Where there are but 150,000 cases of pellagra there are millions of cases of malnutrition which, though they do not reach the pellagra stage, are nevertheless symptoms of the great national folly which commercial science encourages and defends.

“The increased price of food is responsible,” says Dr. Baker, “for the 216,000 children of New York City now suffering from undernourishment.”

“It is most important,” says the United States Public Health Service, “that at least three glasses (one and one-half pints) and preferably more milk be taken daily.” The irony of these comments is solemn.

The importance of eggs, fresh vegetables and fresh fruits is emphasised as in the past has been emphasised the importance of whole grain foods, whole wheat bread, whole corn bread, natural brown rice. But what are the facts?

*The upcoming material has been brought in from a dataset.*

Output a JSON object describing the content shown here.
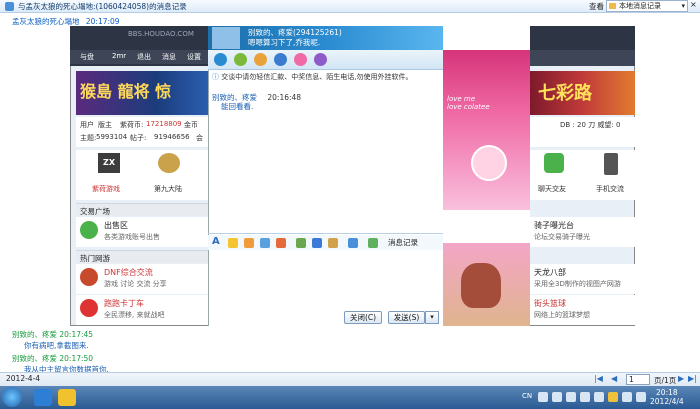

High prices do not keep these “offsetting” foods out of the hands of the poor. They are not offered to the poor at any price. Yet the government itself tells us that among the poor the symptoms of malnutrition are mostly prevalent.

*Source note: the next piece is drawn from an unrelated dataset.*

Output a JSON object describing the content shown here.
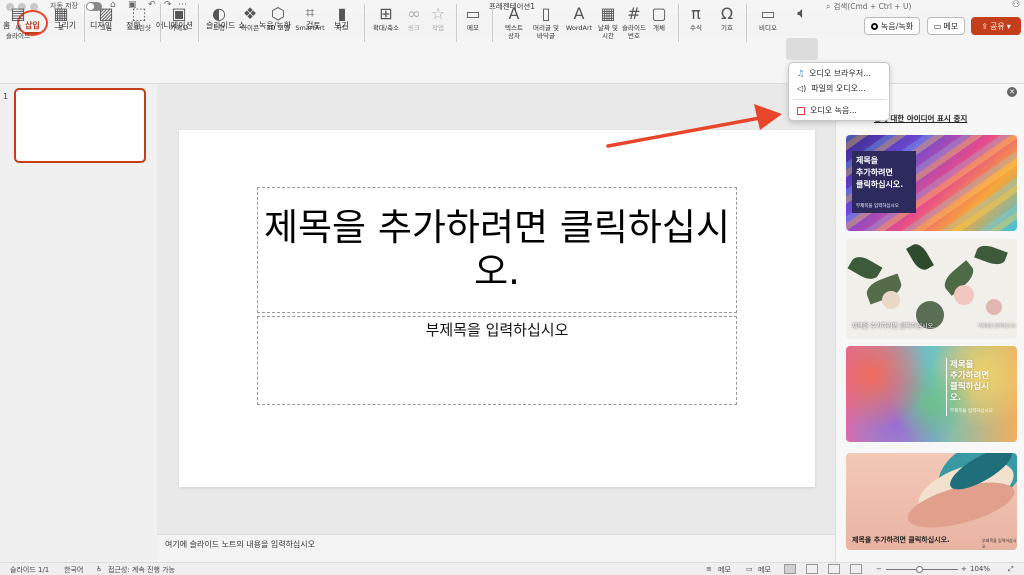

On page 484, No. 14, Volume 33 of the Public Health Reports issued by the United States Public Health Service, are found these words:

“The unbalanced diet composed mainly of biscuits, corn bread, grits, hominy, rice, gravy and syrup with only a few vegetables develops disease.”

Why such foods develop disease, and why all other similar foods, of which these are but typical, develop disease, will be explained here in the government’s own phrases, although they are phrases rarely acted upon by the individual and never by the food manufacturer.

Yet as we saw in the government recommended diet for children as published in 1929, there was a shocking shortage of fresh fruits or vegetables of any sort, and an over-reliance on breads.

And yet, as I worked on this post I ate chicken enchiladas made with white flour tortillas, drank a cup of coffee (it was organic, does that help?) sweetened with flavored creamer from the grocery store.